A Message’s Journey Through All Six Substrates #
Tracing a basic.publish from TCP arrival to consumer delivery shows how the substrates hand off to each other:
1. TCP bytes arrive at socket
→ rabbit_reader (Transport substrate)
→ recvloop reads bytes into buffer
→ handle_input assembles complete frame
→ dispatches basic.publish method + content to rabbit_channel (message send)
2. rabbit_channel receives basic.publish
→ Channel Multiplexer substrate
→ checks credits with rabbit_limiter (credit_flow)
→ calls rabbit_exchange:route/2
3. rabbit_exchange:route/2
→ Routing substrate (pure function, no process hop)
→ rabbit_exchange_type_topic:route/2
→ rabbit_db_topic_exchange:match/3 (ETS trie lookup)
→ returns [QueueName1, QueueName2, ...]
4. rabbit_channel delivers to each queue process
→ for classic queue: sends message to rabbit_amqqueue_process via gen_server2 cast
→ for quorum queue: rabbit_fifo_client:enqueue/3 → ra:pipeline_command/2
5. rabbit_amqqueue_process (Classic Queue Storage substrate)

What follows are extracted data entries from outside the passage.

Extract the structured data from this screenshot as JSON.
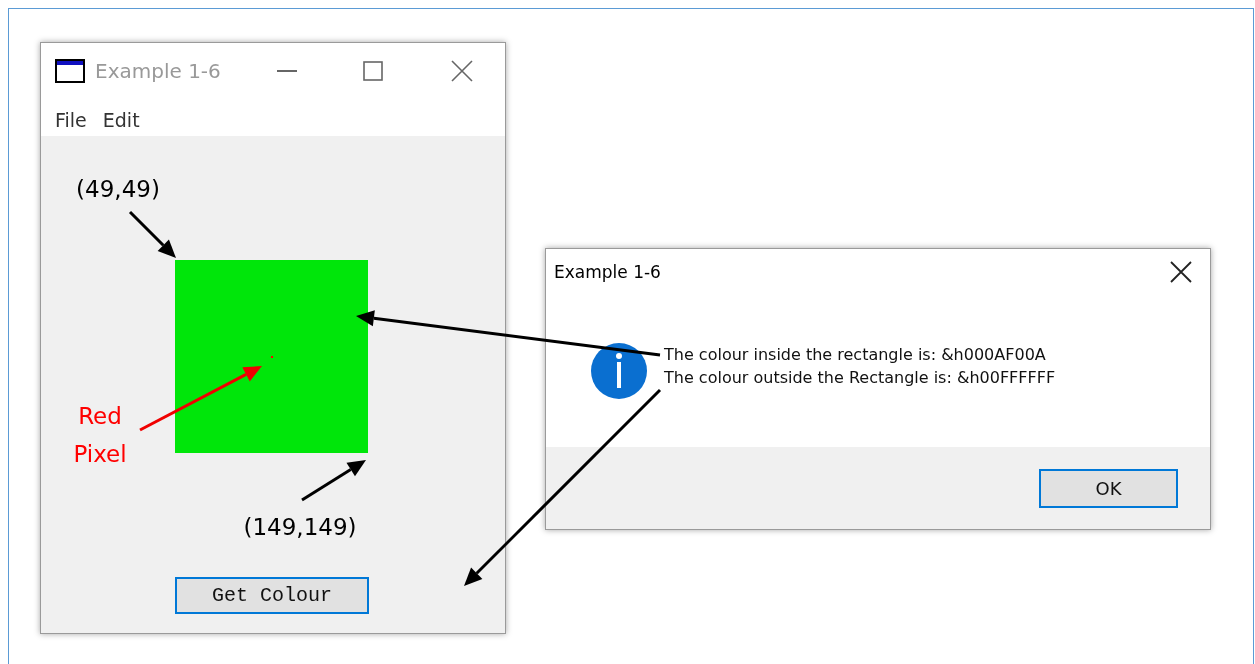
{
  "main_window": {
    "title": "Example 1-6",
    "active": false,
    "menu": [
      "File",
      "Edit"
    ],
    "button": "Get Colour"
  },
  "dialog": {
    "title": "Example 1-6",
    "active": true,
    "messages": [
      "The colour inside the rectangle is: &h000AF00A",
      "The colour outside the Rectangle is: &h00FFFFFF"
    ],
    "button": "OK"
  },
  "annotations": [
    {
      "text": "(49,49)",
      "color": "#000000"
    },
    {
      "text": "Red Pixel",
      "color": "#ff0000"
    },
    {
      "text": "(149,149)",
      "color": "#000000"
    }
  ]
}
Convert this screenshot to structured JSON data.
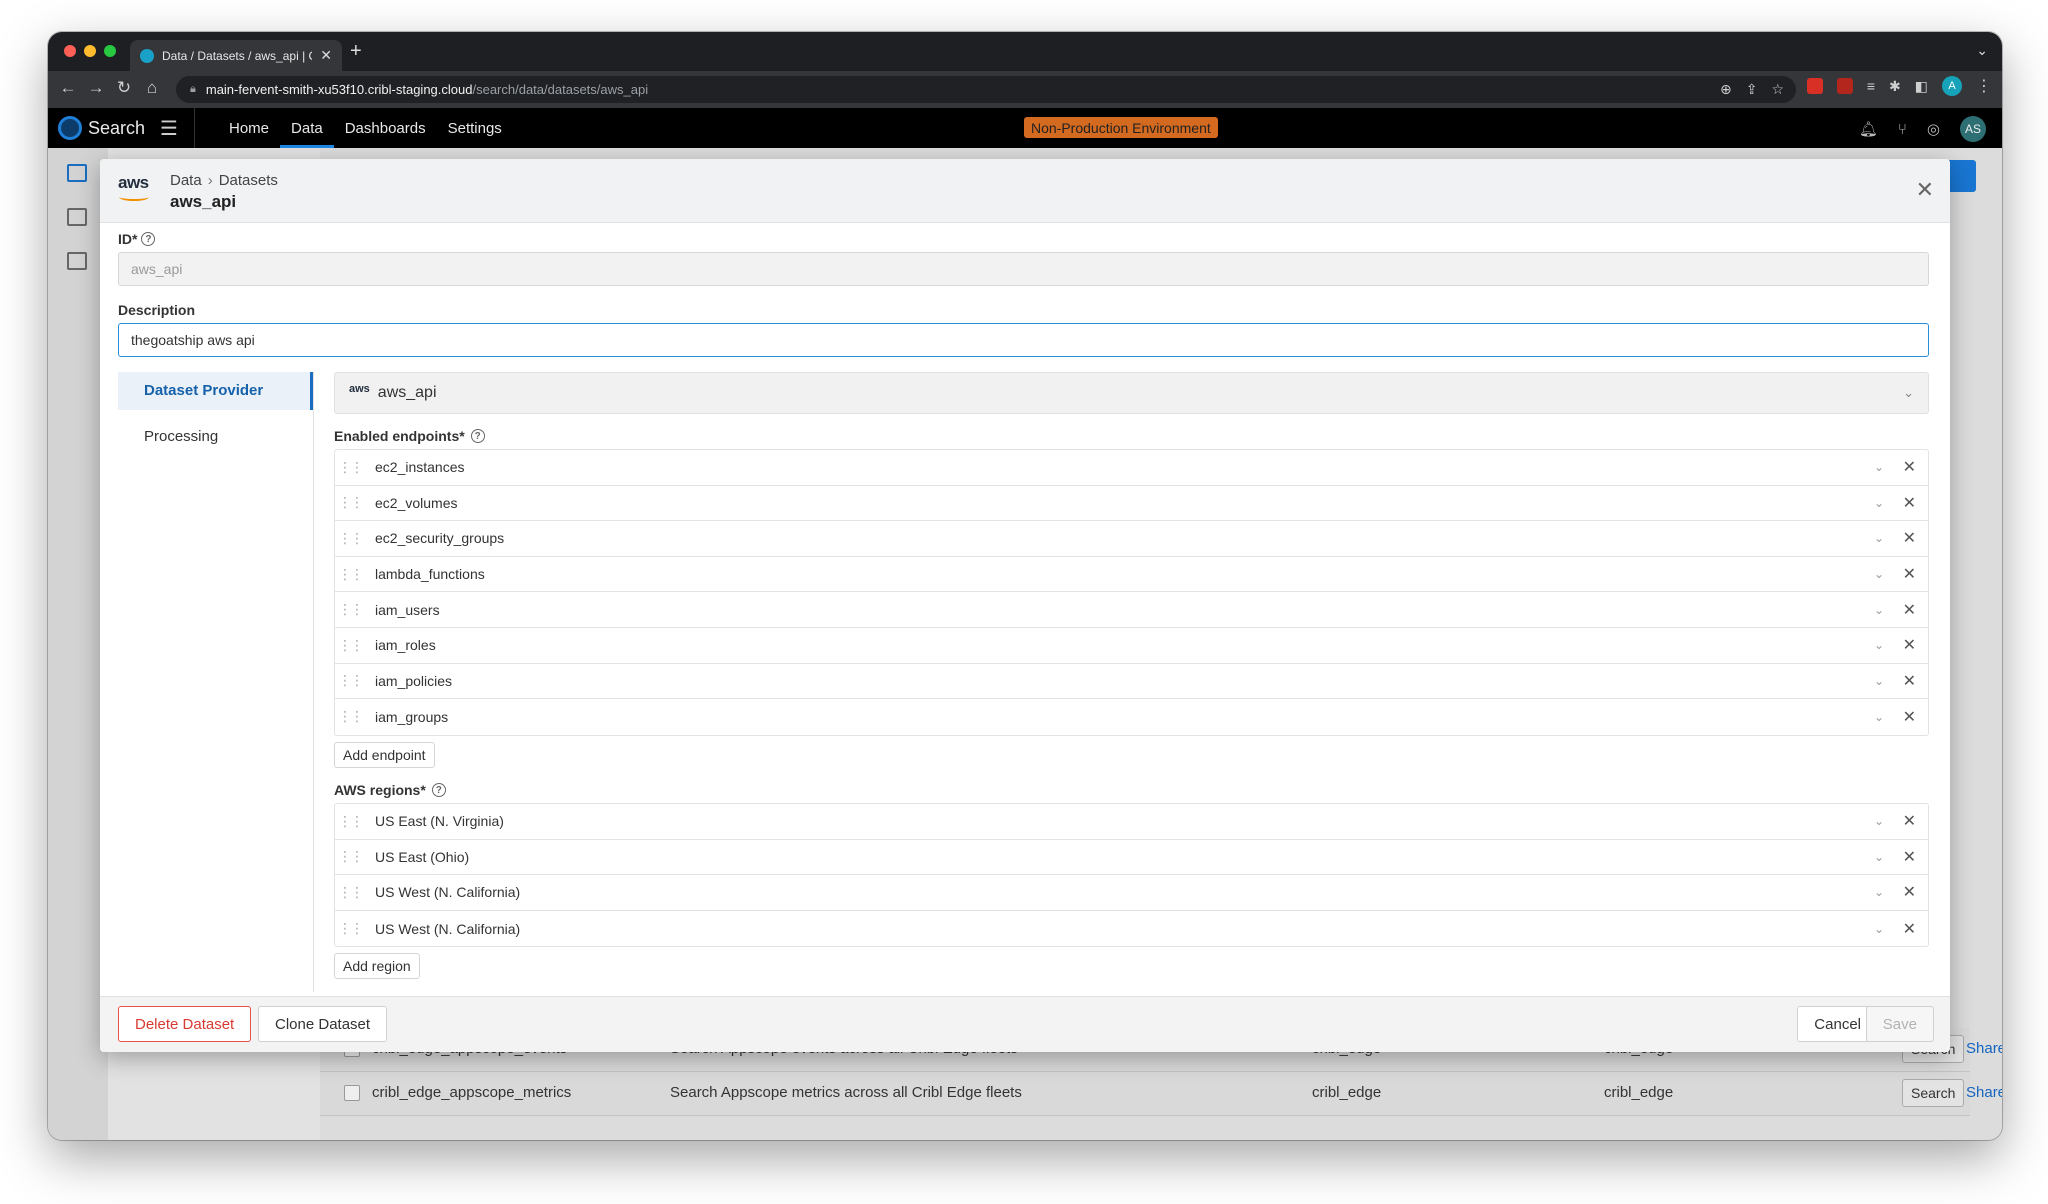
{
  "browser": {
    "tab_title": "Data / Datasets / aws_api | Cribl",
    "url_host": "main-fervent-smith-xu53f10.cribl-staging.cloud",
    "url_path": "/search/data/datasets/aws_api",
    "profile_initial": "A"
  },
  "app": {
    "name": "Search",
    "nav": [
      "Home",
      "Data",
      "Dashboards",
      "Settings"
    ],
    "active_nav": "Data",
    "env_badge": "Non-Production Environment",
    "user_initials": "AS"
  },
  "background_rows": [
    {
      "name": "cribl_edge_appscope_events",
      "description": "Search Appscope events across all Cribl Edge fleets",
      "provider": "cribl_edge",
      "type": "cribl_edge",
      "action": "Search",
      "share": "Share"
    },
    {
      "name": "cribl_edge_appscope_metrics",
      "description": "Search Appscope metrics across all Cribl Edge fleets",
      "provider": "cribl_edge",
      "type": "cribl_edge",
      "action": "Search",
      "share": "Share"
    }
  ],
  "modal": {
    "provider_logo": "aws",
    "breadcrumb": [
      "Data",
      "Datasets"
    ],
    "title": "aws_api",
    "id_label": "ID*",
    "id_value": "aws_api",
    "description_label": "Description",
    "description_value": "thegoatship aws api",
    "side_nav": [
      "Dataset Provider",
      "Processing"
    ],
    "provider": {
      "logo": "aws",
      "name": "aws_api"
    },
    "endpoints_label": "Enabled endpoints*",
    "endpoints": [
      "ec2_instances",
      "ec2_volumes",
      "ec2_security_groups",
      "lambda_functions",
      "iam_users",
      "iam_roles",
      "iam_policies",
      "iam_groups"
    ],
    "add_endpoint": "Add endpoint",
    "regions_label": "AWS regions*",
    "regions": [
      "US East (N. Virginia)",
      "US East (Ohio)",
      "US West (N. California)",
      "US West (N. California)"
    ],
    "add_region": "Add region",
    "footer": {
      "delete": "Delete Dataset",
      "clone": "Clone Dataset",
      "cancel": "Cancel",
      "save": "Save"
    }
  },
  "colors": {
    "accent": "#1b6dc0",
    "env_badge": "#d46a1f",
    "danger": "#d93a31"
  }
}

→ rabbit_variable_queue:publish/5
→ writes to queue index (seq_id metadata)
→ writes body to classic_queue_store_v2 or msg_store (if persistent)
6. rabbit_amqqueue_process triggers delivery attempt
→ Delivery substrate: rabbit_queue_consumers:deliver/5
→ selects eligible consumer (respects prefetch, single-active-consumer)
→ rabbit_channel:deliver/4 (message send to channel process)
7. rabbit_channel sends basic.deliver to rabbit_writer (message send)
→ Transport substrate: rabbit_writer serializes frames
→ frames written to TCP socket
Seven hops, four process boundaries (rabbit_reader → rabbit_channel → rabbit_amqqueue_process → rabbit_channel → rabbit_writer), two pure function calls (routing, VQ publish).
Process Isolation and Failure Semantics #
The OTP process structure defines the failure blast radius:
rabbit_readercrash → TCP connection closed → all channels closed → all unacked messages requeued. Does not affect other connections.rabbit_channelcrash → channel error → connection survives → other channels unaffected. Unacked messages for this channel’s consumers requeued.rabbit_amqqueue_processcrash (classic queue) → queue process restarts (supervisor) → if durable: recovers from index + msg_store. If transient: queue is gone, consumers cancelled.- Ra server crash (quorum queue) → if majority survives: Raft elects new leader, queue continues. If minority: queue unavailable until quorum restored.
rabbit_khepri/ Ra crash → cluster metadata unavailable → new declarations fail, but existing queues continue delivering (metadata cached in ETS projections).
The substrate boundaries are also the fault isolation boundaries. This is not accidental — OTP’s supervision model enforces it.
Summary #
RabbitMQ’s six substrates map to distinct processes (or pure functions) in the OTP supervision tree. Transport owns the socket. Channel Multiplexer owns per-channel state. Routing is a pure function over ETS. Classic Queue and Quorum Queue Storage are separate process families. Delivery is a data structure owned by queue processes. Cluster/Metadata is a shared Ra-backed store with ETS projections for read performance. A message crosses four process boundaries between TCP arrival and consumer delivery.